I have fallen in the forest
Did you hear me?
In the loneliness
Oh the loneliness and the scream
To prove to everyone that I exist.
Frightened Rabbit – The Loneliness and the Scream
Yesterday I thought I was okay. I wasn’t as well as I had been the day before, or the day before that. It was maybe a week of wellness. I wrote and felt that I had a purpose, something which I hadn’t felt at all during the lockdown, the quarantine the self-isolation the whatever it is now.
Depression is cruel like that. It gives you these moments where the sun comes out for you again, when you look at yourself and think, Hey, there you are. Where have you been? I missed you.
I’d been writing again. Exercising with regularity. Trying to eat well, though my appetite has gone and so has my thirst, like a cat in old age, looking scruffy, no energy to make myself look good. Why bother? I try to remind myself to drink but the water bottles stand three-quarters full of lukewarm water while I lie staring listlessly at the television or scrolling through my phone, ordering stuff, so much stuff in the hope it will fill the hole I feel widening inside me.
I can barely concentrate on anything. I have wanted to write this blog long before I briefly felt better again. (I feel better and better and worse now then better, than ever, than ever. I feel much better and better and worse and then better – Frightened Rabbit – I Feel Better.) That’s the ride. Though the balance keeps shifting and I’m afraid I keep falling into the shadows. Much longer periods of awfulness, of a pain so bad I find myself slapping my face, banging my head against the wall, or sinking an exacto-knife into the deep, fatty flesh of my hips. Fantasies about how I want to go, when, where. Precise. Playing the video in my head of how I want to go again and again, like the VHS tapes of Disney films I’d watch on repeat as a child.

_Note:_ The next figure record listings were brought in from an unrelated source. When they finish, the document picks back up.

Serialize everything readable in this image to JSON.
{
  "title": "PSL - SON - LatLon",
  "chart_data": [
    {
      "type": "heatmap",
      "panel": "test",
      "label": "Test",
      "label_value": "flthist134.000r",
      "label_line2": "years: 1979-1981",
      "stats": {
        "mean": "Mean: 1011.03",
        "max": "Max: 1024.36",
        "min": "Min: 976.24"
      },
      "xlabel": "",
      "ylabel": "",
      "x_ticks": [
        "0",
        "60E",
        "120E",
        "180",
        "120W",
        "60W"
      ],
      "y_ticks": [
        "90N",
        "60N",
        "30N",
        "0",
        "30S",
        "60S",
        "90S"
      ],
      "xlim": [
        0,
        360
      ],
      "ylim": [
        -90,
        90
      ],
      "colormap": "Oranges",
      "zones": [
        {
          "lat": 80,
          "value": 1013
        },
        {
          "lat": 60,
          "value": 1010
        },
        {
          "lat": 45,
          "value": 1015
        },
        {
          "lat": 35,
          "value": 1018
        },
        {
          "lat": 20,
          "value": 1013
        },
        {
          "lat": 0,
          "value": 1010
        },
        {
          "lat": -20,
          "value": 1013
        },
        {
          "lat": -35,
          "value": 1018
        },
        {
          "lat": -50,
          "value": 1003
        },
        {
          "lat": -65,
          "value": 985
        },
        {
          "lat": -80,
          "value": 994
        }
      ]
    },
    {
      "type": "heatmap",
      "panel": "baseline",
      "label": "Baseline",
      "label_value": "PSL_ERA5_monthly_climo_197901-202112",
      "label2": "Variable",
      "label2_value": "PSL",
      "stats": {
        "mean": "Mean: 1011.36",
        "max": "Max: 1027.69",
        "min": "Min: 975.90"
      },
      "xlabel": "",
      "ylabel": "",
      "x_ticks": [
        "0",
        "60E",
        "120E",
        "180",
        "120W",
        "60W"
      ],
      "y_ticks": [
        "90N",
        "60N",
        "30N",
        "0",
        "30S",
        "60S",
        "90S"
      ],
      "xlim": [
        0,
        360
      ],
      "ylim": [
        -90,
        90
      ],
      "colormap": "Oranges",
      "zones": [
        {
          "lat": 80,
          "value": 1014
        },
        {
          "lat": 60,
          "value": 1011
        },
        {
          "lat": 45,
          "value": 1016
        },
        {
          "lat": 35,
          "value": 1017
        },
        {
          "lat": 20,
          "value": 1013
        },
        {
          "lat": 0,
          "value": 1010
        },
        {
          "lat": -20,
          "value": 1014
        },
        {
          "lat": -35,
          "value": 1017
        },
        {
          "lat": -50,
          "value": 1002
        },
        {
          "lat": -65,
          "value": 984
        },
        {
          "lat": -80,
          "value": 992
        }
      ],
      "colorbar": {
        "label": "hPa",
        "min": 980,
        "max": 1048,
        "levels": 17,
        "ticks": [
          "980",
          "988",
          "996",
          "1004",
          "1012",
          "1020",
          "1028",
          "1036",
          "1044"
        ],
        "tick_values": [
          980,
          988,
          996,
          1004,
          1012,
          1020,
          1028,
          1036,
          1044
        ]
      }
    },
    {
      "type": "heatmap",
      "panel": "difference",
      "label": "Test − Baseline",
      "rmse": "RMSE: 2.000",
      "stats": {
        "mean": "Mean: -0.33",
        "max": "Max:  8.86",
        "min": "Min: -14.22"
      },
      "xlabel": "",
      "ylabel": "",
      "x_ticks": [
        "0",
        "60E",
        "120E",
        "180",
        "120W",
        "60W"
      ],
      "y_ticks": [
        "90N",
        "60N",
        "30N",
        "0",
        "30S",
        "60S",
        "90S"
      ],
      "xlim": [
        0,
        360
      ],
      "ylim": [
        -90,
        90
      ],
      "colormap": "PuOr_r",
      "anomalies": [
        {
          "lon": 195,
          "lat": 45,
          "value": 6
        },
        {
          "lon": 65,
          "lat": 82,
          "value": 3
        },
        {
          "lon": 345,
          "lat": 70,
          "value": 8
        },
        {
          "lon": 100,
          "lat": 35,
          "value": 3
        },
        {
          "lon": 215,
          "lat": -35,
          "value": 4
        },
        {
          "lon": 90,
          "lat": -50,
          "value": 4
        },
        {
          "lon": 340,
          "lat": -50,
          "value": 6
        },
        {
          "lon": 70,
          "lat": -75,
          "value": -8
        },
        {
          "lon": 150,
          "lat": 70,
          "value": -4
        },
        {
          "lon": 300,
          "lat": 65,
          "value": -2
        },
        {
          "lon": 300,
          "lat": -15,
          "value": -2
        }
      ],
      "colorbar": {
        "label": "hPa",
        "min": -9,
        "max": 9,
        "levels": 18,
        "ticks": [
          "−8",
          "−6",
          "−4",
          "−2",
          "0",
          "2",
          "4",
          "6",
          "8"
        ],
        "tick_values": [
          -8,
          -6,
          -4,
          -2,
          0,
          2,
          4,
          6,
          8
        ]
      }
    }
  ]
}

I wake up one day and realise I am not crying. No, I’m doing better than that. I’m getting up and I’m cleaning up after Henry, who is sick and keeps losing control of his bowels in the kitchen and the bathroom. I can crush up Sheldon’s antibiotic and give him his painkillers (we are still waiting for an x-ray and then for the surgery.
Some days I just lie in bed, eyes closed, listening to Audiobooks or the playlists I’ve made which are quiet enough to sleep to or Sleep by Max Richter, yet another gift gained from Scott Hutchison’s recommendations, I lie there, and sometimes I find myself surrounded by cats. Zola, lying over my head on the pillow like a hat, his deep purr sending tingles over my flesh. In these moments I think I am loved. Sometimes Henry jumps up, always announcing himself with his meow. He will fuss and paw and eventually find a place to lie down. Sheldon appears like a ghost, I see him only when my eyes open and he is there, often on my chest or next to me, wide awake. It’s…weird.
But I try to get up and exercise. I always get dressed. I have signed up to a new gym.
Trying. I am always trying. I do this so no one can ever say I didn’t try to get better.
I’ve eked out my book so far in excruciating writing sessions. Then I had that week of wellness and the words just seemed to write themselves. I had ideas. I wanted to live to see them through. Sometimes I wonder if narcissism is going to be the thing that keeps me going. When I imagine dying with two books under my belt it seems insufficient and wouldn’t really show my full range.
Other days, this doesn’t matter at all. All that matters is that I can make it so I never have to wake up another fucking day ever again. Because waking up is like being torn from the womb. Again and again and again. Most days I do wake up crying. Some days I call out for Zola, who chirrups, sometimes popping his head up from the bottom of the bed where I didn’t know he was and he clumsily purrs and stumbles his way to be near my face, his breath comfortingly stinky, his whiskers tickling my cheeks. Should I get up? I’ll ask him but that’s up to him. He sometimes curls up into the space near my stomach. He is so soft. When he exhales it’s a sound of pure contentment that’s contagious. Sometimes he wants to share the pillow, sometimes he kicks me in the head until I’m on the pillows next to his. Sometimes it is time to get up, so he chases my feet and pads at my face and makes it impossible not to get up and open the patio doors so he can continue collecting sticks in the garden.
Anyway. This isn’t the half of it. But I probably don’t need to tell most of you: lockdown has fucked with my head. My finances. My creativity. My relationships. My independence. Everything.
My therapist asked me two weeks ago to list five things which make me happy and I could only get to one. I’ve thought about it. Maybe they aren’t as simple as the examples she gave but here they are.
- When it’s dark and the fan is on and I’m reading a book I love.
- When I’m running and it’s tough but I know I’m doing it anyway.
- Dancing with Turn’d Up Fitness.
- Being surrounded by my cats.
- Listening to Frightened Rabbit on my headphones so everything else is blocked out. Eyes closed. Knowing Scott is still here because of the love that won’t let him go, his family, friends, the fans. Hoping one day I’ll see him again, ‘And God’s got his dead friends round. They’ve painted all the walls in red, to remind them they’re all dead.’